En cambio, estaba sentada en una silla ante el escritorio, medio vuelta en su dirección. Mi madre estaba de pie en el pasillo, y la lámpara del techo proyectaba luz sobre el borde de su absurdo vestido. No podía avanzar hacia ella sin denunciar mi torpeza. Y ella no tenía la menor intención de acercarse a mí. Era lo bastante lista para saber que había venido a pedir algo. Era lo bastante rencorosa para obligarme a arrastrarme sobre carbones al rojo vivo para pedirlo.
Muy bien, pensé.
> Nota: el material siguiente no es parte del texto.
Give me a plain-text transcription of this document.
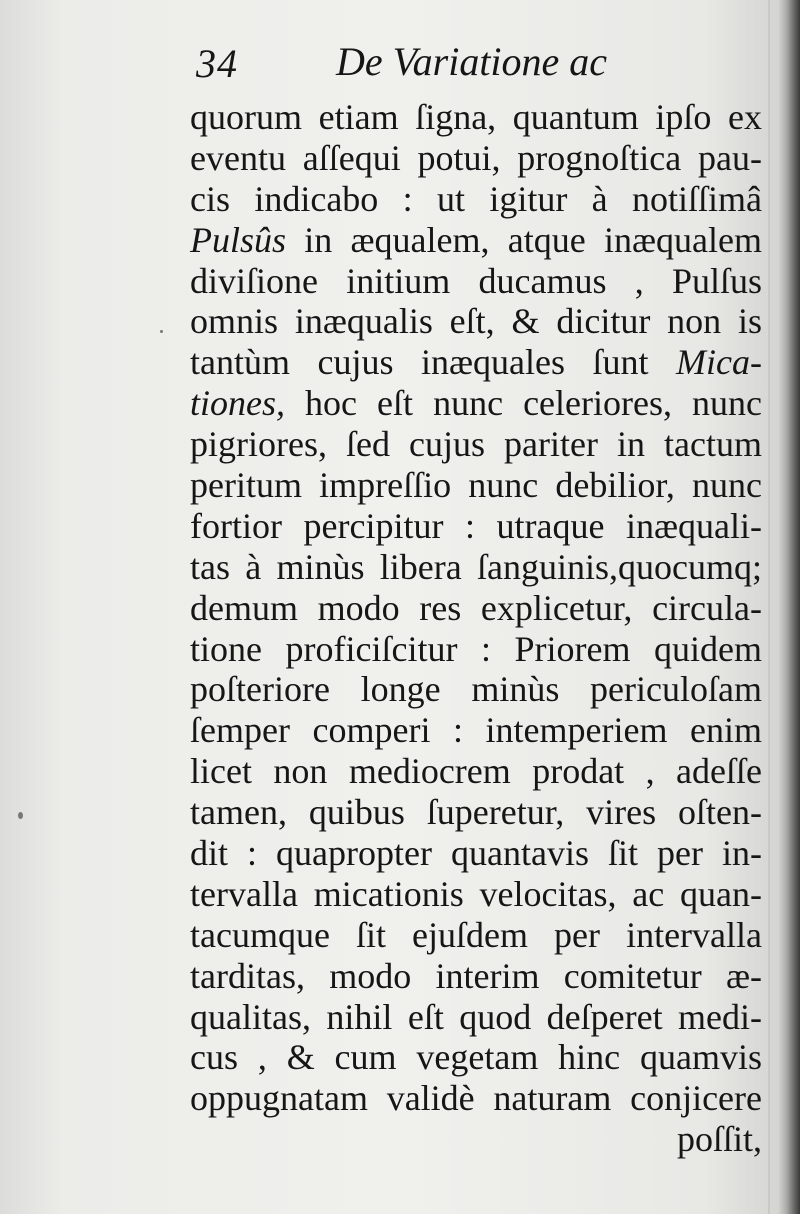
34 De Variatione ac
quorum etiam ſigna, quantum ipſo ex
eventu aſſequi potui, prognoſtica pau-
cis indicabo : ut igitur à notiſſimâ
Pulsûs in æqualem, atque inæqualem
diviſione initium ducamus , Pulſus
omnis inæqualis eſt, & dicitur non is
tantùm cujus inæquales ſunt Mica-
tiones, hoc eſt nunc celeriores, nunc
pigriores, ſed cujus pariter in tactum
peritum impreſſio nunc debilior, nunc
fortior percipitur : utraque inæquali-
tas à minùs libera ſanguinis,quocumq;
demum modo res explicetur, circula-
tione proficiſcitur : Priorem quidem
poſteriore longe minùs periculoſam
ſemper comperi : intemperiem enim
licet non mediocrem prodat , adeſſe
tamen, quibus ſuperetur, vires oſten-
dit : quapropter quantavis ſit per in-
tervalla micationis velocitas, ac quan-
tacumque ſit ejuſdem per intervalla
tarditas, modo interim comitetur æ-
qualitas, nihil eſt quod deſperet medi-
cus , & cum vegetam hinc quamvis
oppugnatam validè naturam conjicere
poſſit,
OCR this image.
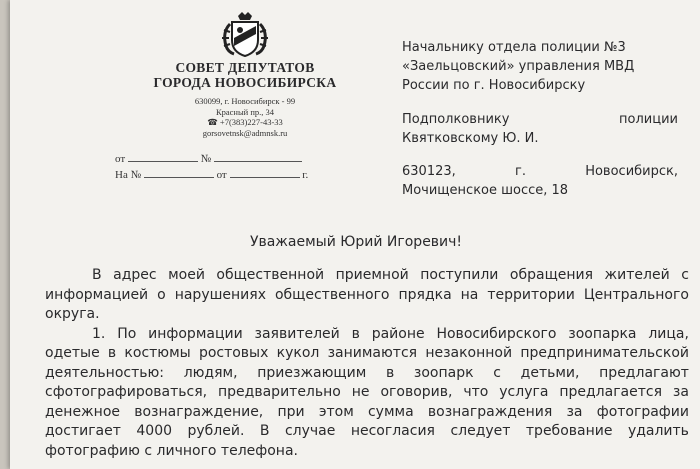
СОВЕТ ДЕПУТАТОВ
ГОРОДА НОВОСИБИРСКА
630099, г. Новосибирск - 99
Красный пр., 34
☎ +7(383)227-43-33
gorsovetnsk@admnsk.ru
от	№
На №	от	г.
Начальнику отдела полиции №3
«Заельцовский» управления МВД
России по г. Новосибирску
Подполковнику	полиции
Квятковскому Ю. И.
630123,	г.	Новосибирск,
Мочищенское шоссе, 18
Уважаемый Юрий Игоревич!
В адрес моей общественной приемной поступили обращения жителей с
информацией о нарушениях общественного прядка на территории Центрального
округа.
1. По информации заявителей в районе Новосибирского зоопарка лица,
одетые в костюмы ростовых кукол занимаются незаконной предпринимательской
деятельностью: людям, приезжающим в зоопарк с детьми, предлагают
сфотографироваться, предварительно не оговорив, что услуга предлагается за
денежное вознаграждение, при этом сумма вознаграждения за фотографии
достигает 4000 рублей. В случае несогласия следует требование удалить
фотографию с личного телефона.
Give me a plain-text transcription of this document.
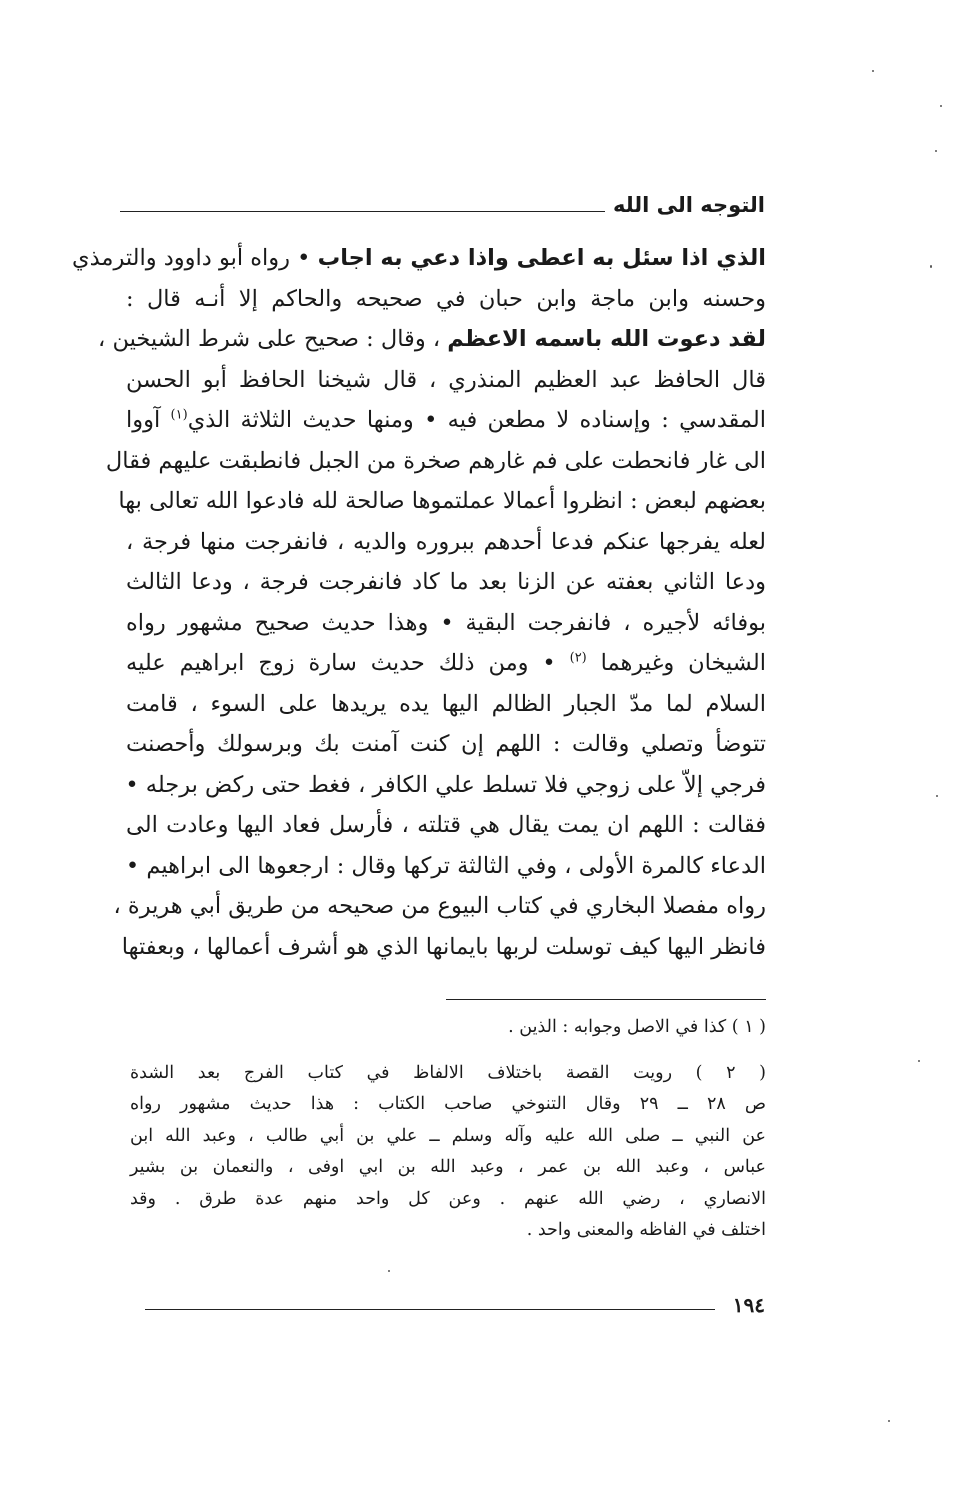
التوجه الى الله
الذي اذا سئل به اعطى واذا دعي به اجاب • رواه أبو داوود والترمذي
وحسنه وابن ماجة وابن حبان في صحيحه والحاكم إلا أنـه قال :
لقد دعوت الله باسمه الاعظم ، وقال : صحيح على شرط الشيخين ،
قال الحافظ عبد العظيم المنذري ، قال شيخنا الحافظ أبو الحسن
المقدسي : وإسناده لا مطعن فيه • ومنها حديث الثلاثة الذي$^{(١)}$ آووا
الى غار فانحطت على فم غارهم صخرة من الجبل فانطبقت عليهم فقال
بعضهم لبعض : انظروا أعمالا عملتموها صالحة لله فادعوا الله تعالى بها
لعله يفرجها عنكم فدعا أحدهم ببروره والديه ، فانفرجت منها فرجة ،
ودعا الثاني بعفته عن الزنا بعد ما كاد فانفرجت فرجة ، ودعا الثالث
بوفائه لأجيره ، فانفرجت البقية • وهذا حديث صحيح مشهور رواه
الشيخان وغيرهما $^{(٢)}$ • ومن ذلك حديث سارة زوج ابراهيم عليه
السلام لما مدّ الجبار الظالم اليها يده يريدها على السوء ، قامت
تتوضأ وتصلي وقالت : اللهم إن كنت آمنت بك وبرسولك وأحصنت
فرجي إلاّ على زوجي فلا تسلط علي الكافر ، فغط حتى ركض برجله •
فقالت : اللهم ان يمت يقال هي قتلته ، فأرسل فعاد اليها وعادت الى
الدعاء كالمرة الأولى ، وفي الثالثة تركها وقال : ارجعوها الى ابراهيم •
رواه مفصلا البخاري في كتاب البيوع من صحيحه من طريق أبي هريرة ،
فانظر اليها كيف توسلت لربها بايمانها الذي هو أشرف أعمالها ، وبعفتها
( ١ ) كذا في الاصل وجوابه : الذين .
( ٢ ) رويت القصة باختلاف الالفاظ في كتاب الفرج بعد الشدة
ص ٢٨ ــ ٢٩ وقال التنوخي صاحب الكتاب : هذا حديث مشهور رواه
عن النبي ــ صلى الله عليه وآله وسلم ــ علي بن أبي طالب ، وعبد الله ابن
عباس ، وعبد الله بن عمر ، وعبد الله بن ابي اوفى ، والنعمان بن بشير
الانصاري ، رضي الله عنهم . وعن كل واحد منهم عدة طرق . وقد
اختلف في الفاظه والمعنى واحد .
١٩٤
Te concederé tu insignificante victoria. ¿Quieres que me arrastre? Me arrastraré. Seré una artista del arrastre.
– He venido a hablar contigo, madre -dije.
– ¿A las tres de la madrugada?
– No sabía que se harían las tres.
– Has dicho que estabas escribiendo una carta.
Contemplé las hojas de papel que había llenado. Ya no podía utilizar un rotulador. Mi madre no tenía lápices en el escritorio. Los garabatos parecían salidos de la mano de una niña no eseolarizada. Levanté la mano hacia los papeles. Mis dedos los arrugaron.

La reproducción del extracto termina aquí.